SMS Curitiba - Secretaria Municipal de Saúde de Curitiba (PR) — Prova 2025

Enunciado

As doenças infecciosas são responsáveis por elevadas taxas de morbidade, hospitalização e letalidade na população idosa. Assim, médicos e profissionais de saúde devem saber orientar adequadamente a vacinação. A respeito da vacinação nos idosos, o Programa Nacional de Imunização (PNI) recomenda que:

Alternativas

  1. A) A vacina da gripe (influenza) está indicada em dose única anual de rotina para todos os idosos. A vacina quadrivalente (contra 2 cepas de influenza A e 2 cepas de influenza B) é fornecida pelo SUS e disponibilizada nas Unidades Básicas de Saúde.
  2. B) A vacina pneumocócica polissacarídica 23-valente está indicada para idosos de grupos especiais (ex. acamados), em 2 doses, com intervalo de 5 anos.
  3. C) A vacina de febre amarela está indicada em dose única para todos os idosos acima de 60 anos.
  4. D) A vacina de hepatite B é disponibilizada pelo SUS, está indicada de rotina, em 3 doses, no esquema 0-2-6 meses.

Pérola Clínica

Pneumo 23 → Indicada para idosos em condições especiais (acamados/ILPI), 2 doses com intervalo de 5 anos.

Resumo-Chave

O PNI recomenda a vacina pneumocócica 23-valente para idosos institucionalizados ou acamados, com um esquema de reforço após 5 anos, diferindo da rotina universal.

Contexto Educacional

A imunização do idoso é um pilar da medicina preventiva, visando reduzir complicações de doenças respiratórias e infecciosas crônicas. O PNI estabelece calendários específicos que os médicos devem dominar, diferenciando o que é rotina universal (como Influenza e Hepatite B) do que é indicado para grupos de risco ou condições sociais específicas (como a Pneumo 23). A vacina da Hepatite B é recomendada em 3 doses (0, 1 e 6 meses) para todos os idosos, independentemente da vulnerabilidade. Além disso, é fundamental compreender as contraindicações relativas, como no caso da febre amarela, onde a imunossenescência pode aumentar a reatogenicidade de vacinas de vírus vivo atenuado. O conhecimento dessas nuances é frequentemente cobrado em provas de residência, exigindo que o aluno saiba não apenas as vacinas, mas os intervalos e os critérios de elegibilidade do SUS.

Perguntas Frequentes

Quais idosos devem receber a vacina pneumocócica 23-valente pelo SUS?

Segundo o Programa Nacional de Imunizações (PNI), a vacina pneumocócica polissacarídica 23-valente (VPP23) não é universal para todos os idosos saudáveis.
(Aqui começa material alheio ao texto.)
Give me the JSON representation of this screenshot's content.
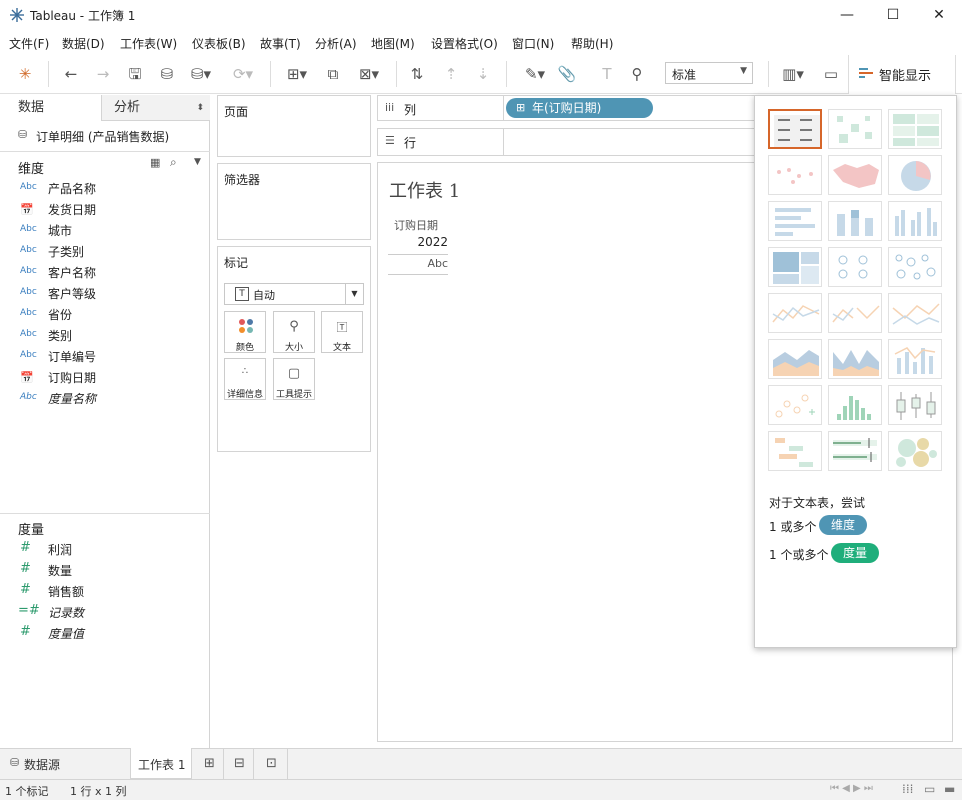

Ela está indicada especificamente para idosos a partir de 60 anos que vivem em instituições de longa permanência (ILPI), casas de repouso ou que estão acamados/hospitalizados. O esquema consiste em uma dose inicial seguida de um reforço após 5 anos.

Qual a diferença entre a vacina da gripe do SUS e da rede privada para idosos?

O SUS disponibiliza anualmente a vacina Influenza trivalente (contendo duas cepas de Influenza A e uma de Influenza B) para a população idosa. Na rede privada, é comum encontrar a vacina quadrivalente, que adiciona uma segunda cepa da linhagem B. Ambas são eficazes, mas o candidato deve saber que a oferta pública padrão é a trivalente.

Idosos podem tomar a vacina de febre amarela?

A vacinação contra febre amarela em indivíduos com 60 anos ou mais requer uma avaliação médica criteriosa de risco-benefício. Devido ao risco aumentado de eventos adversos graves (doença viscerotrópica aguda) nessa faixa etária, a vacina não é administrada de rotina sem essa avaliação prévia, especialmente em áreas sem transmissão ativa.